Confirm that you want to continue with the export. The values shown should be considered a “high-side” approximation and may not be the actual final size:

This export could require up to 13337 MB of disk space to complete and will produce an output file up to 4600 MB.
>>> Are you sure you would like to continue? (y/n): y
Exporting bucket amber.  This will take several minutes.

If a full path is not provided for the output file name, the default location for the output file is whatever directory resen was started in. For example, if you start resen in ~\Desktop\MyStuff and respond to the first prompt with new_bucket, the output tar file will be ~\Desktop\MyStuff\new_bucket.tar.

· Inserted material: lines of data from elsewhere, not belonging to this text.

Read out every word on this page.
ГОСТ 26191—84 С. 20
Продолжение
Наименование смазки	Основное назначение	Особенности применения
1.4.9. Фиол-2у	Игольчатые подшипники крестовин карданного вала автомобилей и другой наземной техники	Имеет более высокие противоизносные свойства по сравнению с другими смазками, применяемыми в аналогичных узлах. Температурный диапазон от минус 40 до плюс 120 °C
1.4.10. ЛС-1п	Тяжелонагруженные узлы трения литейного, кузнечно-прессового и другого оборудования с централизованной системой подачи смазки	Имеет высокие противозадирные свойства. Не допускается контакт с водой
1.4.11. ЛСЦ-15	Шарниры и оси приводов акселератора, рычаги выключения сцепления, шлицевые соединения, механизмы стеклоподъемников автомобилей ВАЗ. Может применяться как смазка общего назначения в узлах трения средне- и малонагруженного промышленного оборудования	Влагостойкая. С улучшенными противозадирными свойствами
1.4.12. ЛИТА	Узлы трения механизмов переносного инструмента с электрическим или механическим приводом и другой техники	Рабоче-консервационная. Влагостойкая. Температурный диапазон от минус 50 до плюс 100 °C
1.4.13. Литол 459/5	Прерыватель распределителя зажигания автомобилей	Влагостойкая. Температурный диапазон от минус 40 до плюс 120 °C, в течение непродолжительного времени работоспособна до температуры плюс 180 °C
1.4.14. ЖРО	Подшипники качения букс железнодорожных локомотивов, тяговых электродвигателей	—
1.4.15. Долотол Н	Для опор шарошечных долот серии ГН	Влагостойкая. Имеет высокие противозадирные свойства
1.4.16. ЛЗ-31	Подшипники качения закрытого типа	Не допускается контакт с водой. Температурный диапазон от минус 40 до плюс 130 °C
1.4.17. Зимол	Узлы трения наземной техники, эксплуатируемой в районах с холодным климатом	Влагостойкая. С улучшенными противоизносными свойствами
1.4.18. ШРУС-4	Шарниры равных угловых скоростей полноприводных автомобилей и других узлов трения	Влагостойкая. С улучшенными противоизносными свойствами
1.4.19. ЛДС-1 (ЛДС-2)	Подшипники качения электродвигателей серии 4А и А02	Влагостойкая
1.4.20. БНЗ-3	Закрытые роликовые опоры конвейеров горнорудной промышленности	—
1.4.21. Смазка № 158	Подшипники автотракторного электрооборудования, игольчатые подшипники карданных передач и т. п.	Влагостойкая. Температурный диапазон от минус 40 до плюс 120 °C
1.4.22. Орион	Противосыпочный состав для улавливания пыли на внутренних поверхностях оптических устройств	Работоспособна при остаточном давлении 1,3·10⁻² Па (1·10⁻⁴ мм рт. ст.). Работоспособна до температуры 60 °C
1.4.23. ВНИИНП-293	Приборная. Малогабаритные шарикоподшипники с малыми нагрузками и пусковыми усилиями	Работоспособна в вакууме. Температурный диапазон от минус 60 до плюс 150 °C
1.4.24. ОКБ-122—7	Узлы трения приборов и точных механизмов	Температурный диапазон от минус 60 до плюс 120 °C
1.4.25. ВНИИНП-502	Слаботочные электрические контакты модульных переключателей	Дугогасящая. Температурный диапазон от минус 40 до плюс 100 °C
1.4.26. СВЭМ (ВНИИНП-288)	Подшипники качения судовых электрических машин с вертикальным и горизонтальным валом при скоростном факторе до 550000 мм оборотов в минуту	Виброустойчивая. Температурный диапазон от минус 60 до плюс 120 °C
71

  1. Import a new bucket, amber2, from a tar file amber.tar:

    [resen] >>> import

This command will also ask a series of questions. First provide a name for the imported bucket:

Please enter a name for your bucket.
Valid names may not contain spaces and must start with a letter and be less than 20 characters long.
>>> Enter bucket name: amber2

Specify the *.tar file to import the bucket from:

>>> Enter name for input tar file: /path/to/file/amber.tar

If desired, enter a custom image name and tag. If not provided, the name an image saved on export will be used:

>>> Would you like to keep the default name and tag for the imported image? (y/n): n
>>> Image name: amber2
>>> Image tag: new_tag

When a bucket that had mounts is imported, the mounted directories must be extracted and saved on the local machine. Resen will do this automatically, but you have the option to specify where these files should be saved instead of the default location:

The default directory to extract the bucket metadata and mounts to is /default/save/path/resen_amber2.
>>> Would you like to specify and alternate directory? (y/n): y
>>> Enter path to directory: /new_save_path

Aside from the existing mounts, you can add new mounts to a imported bucket. This is useful if you would like to repeat the analysis with a different dataset:

>>> Mount additional storage to the imported bucket? (y/n): y
>>> Enter local path: /new/local/path/new_mount
>>> Enter bucket path: /home/jovyan/mount/new_mount
>>> Enter permissions (r/rw): r
>>> Mount additional storage to /home/jovyan/mount? (y/n): n

Similar to create, you have the option to start jupyter lab immediately after the bucket is imported:

>>> Start bucket and jupyterlab? (y/n): y
...starting jupyterlab...
Jupyter lab can be accessed in a browser at: http://localhost:9003/?token=70532767bab0ddc4febe2790efaaf974961e961e78e6025a

Sudo-enabled buckets

When starting a bucket with resen, sudo is enabled for the jovyan user to allow special installation and configuration where root security privileges are needed. The password for running sudo commands with user jovyan is: ganimede.

Remove a Bucket

WARNING: This will permanently delete the bucket. Any work that was not saved in a mounted storage directory or downloaded from the bucket will be permanently lost.

The user can delete a bucket with the following command:

[resen] >>> remove amber

A bucket that is running needs to be stopped before being removed.